Putri Tanjung Belajar Mandiri Sejak Kecil

Putri Tanjung Belajar Mandiri Sejak Kecil
Aktivis generasi muda, Putri Tanjung. ( Foto: Beritasatu Photo / Dina Fitri Anisa )
Dina Fitri Anisa / EAS Minggu, 11 Agustus 2019 | 16:00 WIB

Jakarta, Beritasatu.com - Berawal dari pengalaman sering diejek di bangku sekolah, Putri Indahsari atau yang lebih dikenal dengan Putri Tanjung (23), akhirnya belajar mandiri sejak kecil. Anak dari Chairul Tanjung ini, berusaha membuktikan bahwa ia bisa sukses atas usaha sendiri, bukan karena nama besar orang tuanya.

"Aku di-bully karena aku tinggi dan gendut. Itu sempat menjadi pemicu, yang membuat aku berpikir dan mencari tahu kelebihan dan kemauan diriku,” kata Putri saat ditemui Beritasatu.com, di Jakarta, Sabtu (10/8/2019).

Kemudian saat SMP, ia bangkit dan mengikuti ragam organisasi untuk tabungan ilmu sosialnya. Benar saja, dari organisasi yang ia ikuti, akhirnya Putri menemukan passion yang cocok dengan dirinya.

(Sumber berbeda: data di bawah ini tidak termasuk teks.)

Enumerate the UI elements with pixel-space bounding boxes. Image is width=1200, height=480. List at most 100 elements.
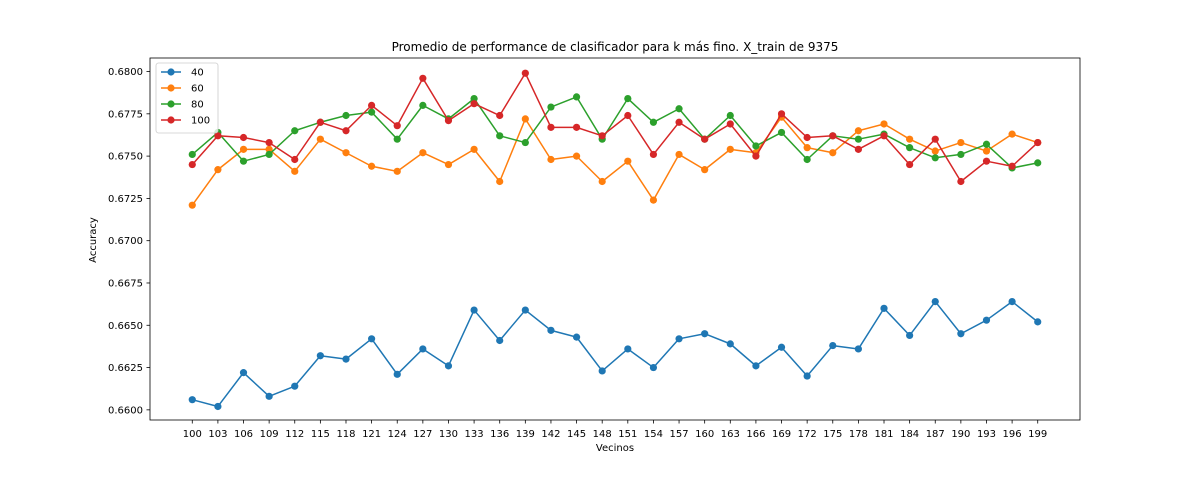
data-point-80 [803, 155, 811, 164]
data-point-40 [649, 363, 658, 372]
x-tick-label: 118 [336, 429, 355, 440]
series-line-60 [191, 116, 1038, 206]
data-point-100 [1008, 162, 1016, 170]
data-point-100 [572, 123, 581, 131]
data-point-80 [1034, 159, 1042, 167]
data-point-60 [572, 152, 581, 160]
data-point-100 [342, 127, 350, 135]
x-tick-label: 172 [798, 429, 817, 440]
x-tick-label: 199 [1028, 429, 1047, 440]
data-point-60 [726, 145, 734, 153]
data-point-40 [777, 343, 786, 351]
data-point-100 [624, 111, 632, 120]
data-point-40 [982, 316, 991, 324]
series-layer [188, 69, 1042, 411]
legend-item-100: 100 [161, 116, 210, 127]
x-tick-label: 163 [721, 429, 740, 440]
data-point-100 [906, 160, 914, 169]
data-point-40 [444, 362, 453, 370]
data-point-60 [419, 149, 427, 157]
data-point-80 [239, 157, 248, 165]
data-point-80 [188, 150, 196, 159]
data-point-100 [880, 132, 888, 140]
x-tick-label: 169 [772, 429, 791, 440]
data-point-60 [906, 135, 914, 143]
data-point-60 [342, 149, 350, 157]
data-point-40 [675, 335, 683, 343]
data-point-40 [239, 369, 248, 377]
data-point-80 [957, 150, 965, 159]
x-tick-label: 196 [1003, 429, 1022, 440]
data-point-60 [470, 145, 478, 153]
data-point-80 [854, 135, 862, 143]
data-point-60 [239, 145, 248, 153]
data-point-80 [419, 101, 427, 109]
y-tick-label: 0.6600 [108, 405, 143, 416]
data-point-100 [316, 118, 324, 126]
data-point-40 [803, 372, 811, 380]
data-point-100 [239, 133, 248, 142]
x-tick-label: 181 [874, 429, 893, 440]
data-point-80 [777, 128, 786, 137]
data-point-100 [598, 132, 606, 140]
data-point-60 [188, 201, 196, 209]
data-point-80 [675, 105, 683, 113]
data-point-60 [624, 157, 632, 165]
legend-item-80: 80 [161, 100, 204, 111]
series-line-100 [191, 72, 1039, 183]
data-point-100 [521, 69, 529, 77]
data-point-40 [829, 341, 837, 350]
data-point-40 [368, 335, 376, 343]
series-line-80 [191, 96, 1038, 169]
data-point-60 [496, 177, 504, 186]
y-axis: 0.6600 0.6625 0.6650 0.6675 0.6700 0.6725 0.67… [108, 67, 150, 416]
y-tick-label: 0.6700 [108, 236, 143, 247]
data-point-60 [1008, 130, 1016, 138]
data-point-60 [444, 160, 453, 169]
data-point-100 [752, 152, 760, 160]
data-point-100 [265, 138, 273, 147]
data-point-60 [214, 166, 222, 174]
plot-frame [149, 57, 1081, 421]
x-tick-label: 133 [465, 429, 484, 440]
legend: 40 60 80 100 [155, 62, 219, 134]
data-point-80 [906, 144, 914, 152]
data-point-40 [521, 306, 529, 314]
data-point-40 [547, 326, 555, 334]
data-point-60 [393, 167, 401, 175]
legend-box [155, 62, 219, 134]
x-tick-label: 178 [849, 429, 868, 440]
data-point-80 [547, 103, 555, 111]
data-point-100 [419, 74, 427, 82]
series-40 [188, 297, 1042, 411]
data-point-80 [726, 111, 734, 120]
data-point-100 [957, 177, 965, 186]
data-point-100 [368, 101, 376, 109]
data-point-40 [906, 331, 914, 340]
data-point-100 [854, 145, 862, 153]
data-point-60 [880, 120, 888, 128]
x-tick-label: 154 [644, 429, 663, 440]
data-point-40 [419, 345, 427, 353]
data-point-80 [521, 138, 529, 147]
y-tick-label: 0.6800 [108, 67, 143, 78]
x-tick-label: 139 [516, 429, 535, 440]
data-point-100 [547, 123, 555, 131]
data-point-80 [368, 108, 376, 116]
data-point-80 [649, 118, 658, 126]
legend-marker [167, 116, 175, 124]
data-point-40 [598, 367, 606, 375]
data-point-100 [675, 118, 683, 126]
data-point-80 [265, 150, 273, 159]
data-point-40 [188, 396, 196, 404]
data-point-40 [1008, 297, 1016, 306]
x-tick-label: 103 [208, 429, 227, 440]
data-point-40 [214, 402, 222, 411]
data-point-80 [931, 154, 939, 162]
x-tick-label: 112 [285, 429, 304, 440]
x-tick-label: 121 [362, 429, 381, 440]
data-point-60 [701, 166, 709, 174]
data-point-100 [188, 160, 196, 169]
x-tick-label: 142 [541, 429, 560, 440]
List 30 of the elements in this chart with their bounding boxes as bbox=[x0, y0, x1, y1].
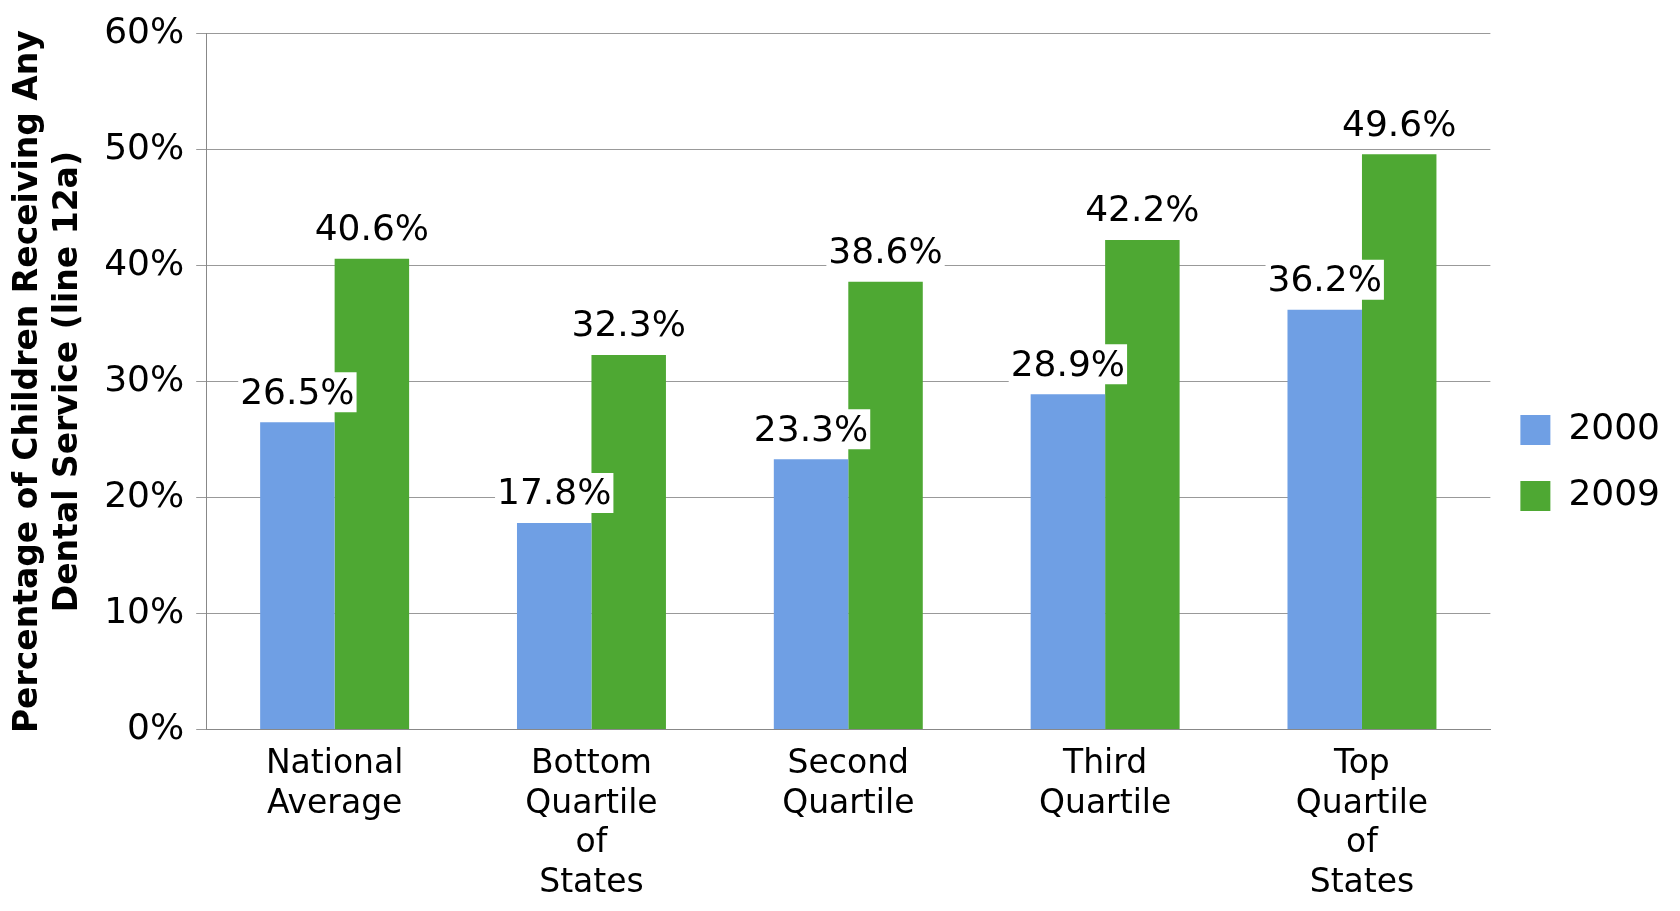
y-axis-title: Percentage of Children Receiving Any Dental Service (line 12a) bbox=[6, 30, 85, 734]
bar bbox=[1287, 309, 1362, 730]
y-tick-label: 30% bbox=[104, 357, 185, 399]
x-tick-label: Bottom Quartile of States bbox=[525, 741, 658, 900]
data-label: 42.2% bbox=[1085, 188, 1200, 230]
legend-label: 2009 bbox=[1568, 472, 1661, 514]
data-label: 38.6% bbox=[828, 230, 943, 272]
x-tick-label: Third Quartile bbox=[1039, 741, 1172, 821]
y-tick-label: 10% bbox=[104, 589, 185, 631]
data-label: 32.3% bbox=[571, 303, 686, 345]
x-tick-label: Second Quartile bbox=[782, 741, 915, 821]
data-label: 26.5% bbox=[240, 370, 355, 412]
data-label: 49.6% bbox=[1342, 102, 1457, 144]
data-label: 23.3% bbox=[753, 407, 869, 449]
x-tick-label: Top Quartile of States bbox=[1295, 741, 1429, 900]
data-label: 28.9% bbox=[1010, 342, 1126, 384]
data-label: 17.8% bbox=[497, 471, 612, 513]
y-tick-label: 0% bbox=[127, 705, 185, 747]
legend-label: 2000 bbox=[1568, 406, 1661, 448]
bar bbox=[1030, 394, 1106, 730]
y-tick-label: 20% bbox=[104, 473, 185, 515]
data-label: 36.2% bbox=[1267, 258, 1382, 300]
bar bbox=[516, 523, 592, 730]
y-tick-label: 40% bbox=[104, 241, 185, 283]
bar bbox=[773, 459, 849, 730]
y-tick-label: 60% bbox=[104, 9, 185, 51]
bar bbox=[260, 422, 335, 730]
x-tick-label: National Average bbox=[265, 741, 404, 821]
data-label: 40.6% bbox=[314, 207, 430, 248]
y-tick-label: 50% bbox=[104, 125, 185, 167]
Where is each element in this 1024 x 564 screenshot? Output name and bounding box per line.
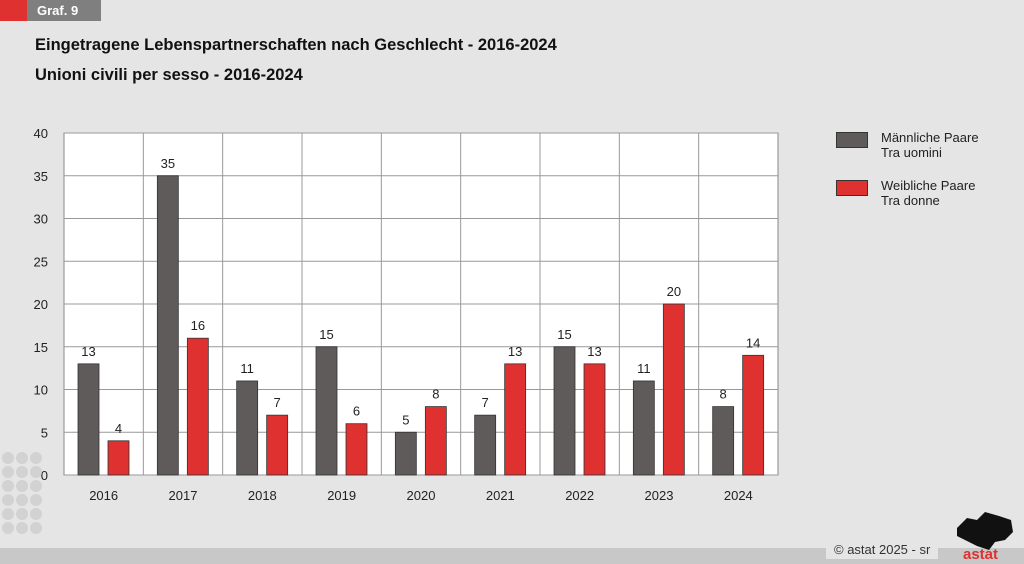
- data-label: 8: [432, 387, 439, 402]
- x-tick-label: 2016: [89, 488, 118, 503]
- bar-male: [394, 431, 417, 476]
- bar-male: [553, 346, 576, 476]
- bar-female: [266, 414, 289, 476]
- bar-female: [186, 337, 209, 476]
- decorative-dot: [2, 508, 14, 520]
- y-tick-label: 0: [41, 468, 48, 483]
- data-label: 7: [482, 395, 489, 410]
- legend-label-male-it: Tra uomini: [881, 145, 942, 160]
- x-tick-label: 2020: [407, 488, 436, 503]
- data-label: 15: [319, 327, 333, 342]
- data-label: 5: [402, 412, 409, 427]
- bar-female: [583, 363, 606, 476]
- y-tick-label: 10: [34, 383, 48, 398]
- bar-female: [345, 423, 368, 476]
- bar-male: [712, 406, 735, 476]
- copyright: © astat 2025 - sr: [826, 540, 939, 559]
- data-label: 4: [115, 421, 122, 436]
- data-label: 7: [274, 395, 281, 410]
- x-tick-label: 2017: [169, 488, 198, 503]
- decorative-dot: [16, 452, 28, 464]
- data-label: 13: [81, 344, 95, 359]
- bar-female: [504, 363, 527, 476]
- data-label: 11: [240, 361, 254, 376]
- bar-male: [632, 380, 655, 476]
- decorative-dot: [30, 494, 42, 506]
- y-tick-label: 20: [34, 297, 48, 312]
- y-tick-label: 25: [34, 254, 48, 269]
- data-label: 8: [720, 387, 727, 402]
- data-label: 16: [191, 318, 205, 333]
- bar-female: [662, 303, 685, 476]
- x-tick-label: 2018: [248, 488, 277, 503]
- bar-female: [424, 406, 447, 476]
- x-tick-label: 2022: [565, 488, 594, 503]
- data-label: 35: [161, 156, 175, 171]
- decorative-dot: [16, 480, 28, 492]
- decorative-dot: [30, 466, 42, 478]
- decorative-dot: [16, 522, 28, 534]
- chart-title: Eingetragene Lebenspartnerschaften nach …: [35, 36, 557, 54]
- decorative-dot: [16, 466, 28, 478]
- decorative-dot: [30, 452, 42, 464]
- y-tick-label: 40: [34, 126, 48, 141]
- data-label: 13: [508, 344, 522, 359]
- legend-swatch-female: [836, 180, 868, 196]
- bar-male: [315, 346, 338, 476]
- badge-accent: [0, 0, 27, 21]
- decorative-dot: [16, 494, 28, 506]
- legend-label-male: Männliche Paare: [881, 130, 979, 145]
- bar-female: [742, 354, 765, 476]
- x-tick-label: 2023: [645, 488, 674, 503]
- legend: Männliche Paare Tra uomini Weibliche Paar…: [836, 130, 979, 226]
- decorative-dot: [2, 466, 14, 478]
- bar-male: [156, 175, 179, 476]
- y-tick-label: 15: [34, 340, 48, 355]
- data-label: 15: [557, 327, 571, 342]
- decorative-dot: [30, 522, 42, 534]
- decorative-dot: [30, 480, 42, 492]
- chart-subtitle: Unioni civili per sesso - 2016-2024: [35, 66, 303, 84]
- decorative-dot: [16, 508, 28, 520]
- x-tick-label: 2021: [486, 488, 515, 503]
- x-tick-label: 2019: [327, 488, 356, 503]
- bar-male: [77, 363, 100, 476]
- y-tick-label: 35: [34, 169, 48, 184]
- bar-male: [474, 414, 497, 476]
- bar-male: [236, 380, 259, 476]
- bar-female: [107, 440, 130, 476]
- decorative-dot: [2, 452, 14, 464]
- chart-number-badge: Graf. 9: [27, 0, 101, 21]
- legend-swatch-male: [836, 132, 868, 148]
- footer-bar: [0, 548, 1024, 564]
- decorative-dot: [2, 494, 14, 506]
- data-label: 20: [667, 284, 681, 299]
- logo-text: astat: [963, 546, 999, 563]
- decorative-dot: [2, 522, 14, 534]
- legend-label-female: Weibliche Paare: [881, 178, 976, 193]
- legend-label-female-it: Tra donne: [881, 193, 940, 208]
- data-label: 11: [637, 361, 651, 376]
- x-tick-label: 2024: [724, 488, 753, 503]
- legend-item-male: Männliche Paare Tra uomini: [836, 130, 979, 160]
- y-tick-label: 30: [34, 212, 48, 227]
- decorative-dot: [2, 480, 14, 492]
- decorative-dot: [30, 508, 42, 520]
- data-label: 14: [746, 335, 760, 350]
- data-label: 6: [353, 404, 360, 419]
- legend-item-female: Weibliche Paare Tra donne: [836, 178, 979, 208]
- astat-logo-icon: [957, 512, 1013, 550]
- data-label: 13: [587, 344, 601, 359]
- y-tick-label: 5: [41, 425, 48, 440]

"Saat umur 15 tahun aku memaksa teman untuk jadi klien pertama birthday party. Senang sekali dan alhamdulillah, gara-gara itu aku mendapatkan Rp 20.000 pertama dari hasil kerjaku sendiri, dan itu rasanya beda banget. Sejak itulah aku ingin menjadi pengusaha," ujarnya.

Setelah Putri menekuni usahanya tersebut, berbagai cobaan datang satu persatu untuk menggoyahkan semangatnya. Beberapa kali ia menangis bukan hanya karena gagal, tetapi karena tidak mampu menahan emosi mendengar sindiran orang-orang di luar sana.

"Serba salah. Kalau aku sukses, orang akan menilai latar belakang keluargaku. Sementara kalau aku gagal, orang akan menilai aku sebagai anak yang tidak kompeten," cerita Putri.

Namun, dengan kondisi seperti itu, ia justru bersyukur memiliki orang tua yang sangat disiplin mendidiknya. Meski tak sepeser pun modal diberikan sang ayah, ia merasa hal inilah yang menjadi penyemangatnya.

"Aku ingat, bapak selalu bilang aku harus bangga pada diri sendiri. Dari situlah, aku jadi semangat dan ingin membuktikan,” jelasnya.

Putri lantas mencoba membangun usahanya kembali, hingga sebuah acara besar bertajuk Creativepreneu Corner untuk generasi muda, sukses digelar.

"Bukan hal mudah, tanpa modal orang tua, tanpa ada dukungan dari perusahaannya juga. Aku bahkan pernah ditolak 30 perusahaan, dibilang gila," ceritanya.

Berkat kegigihannya, saat ini Creativepreneur Corner sudah menginspirasi lebih dari 60.000 orang, di beberapa kota di Indonesia. Ia pun berharap dapat menyebarkan virus enterpreneur kepada generasi muda dengan cara yang menyenangkan.

"Aku sangat optimis, anak muda bisa lebih baik dan lebih maju lagi. Aku akan terus sebarkan semangat enterpreneurship. Untuk menjadi pengusaha sukses kuncinya hanya satu, jangan anti hidup susah. Rugi dan gagal itu biasa,” tegasnya.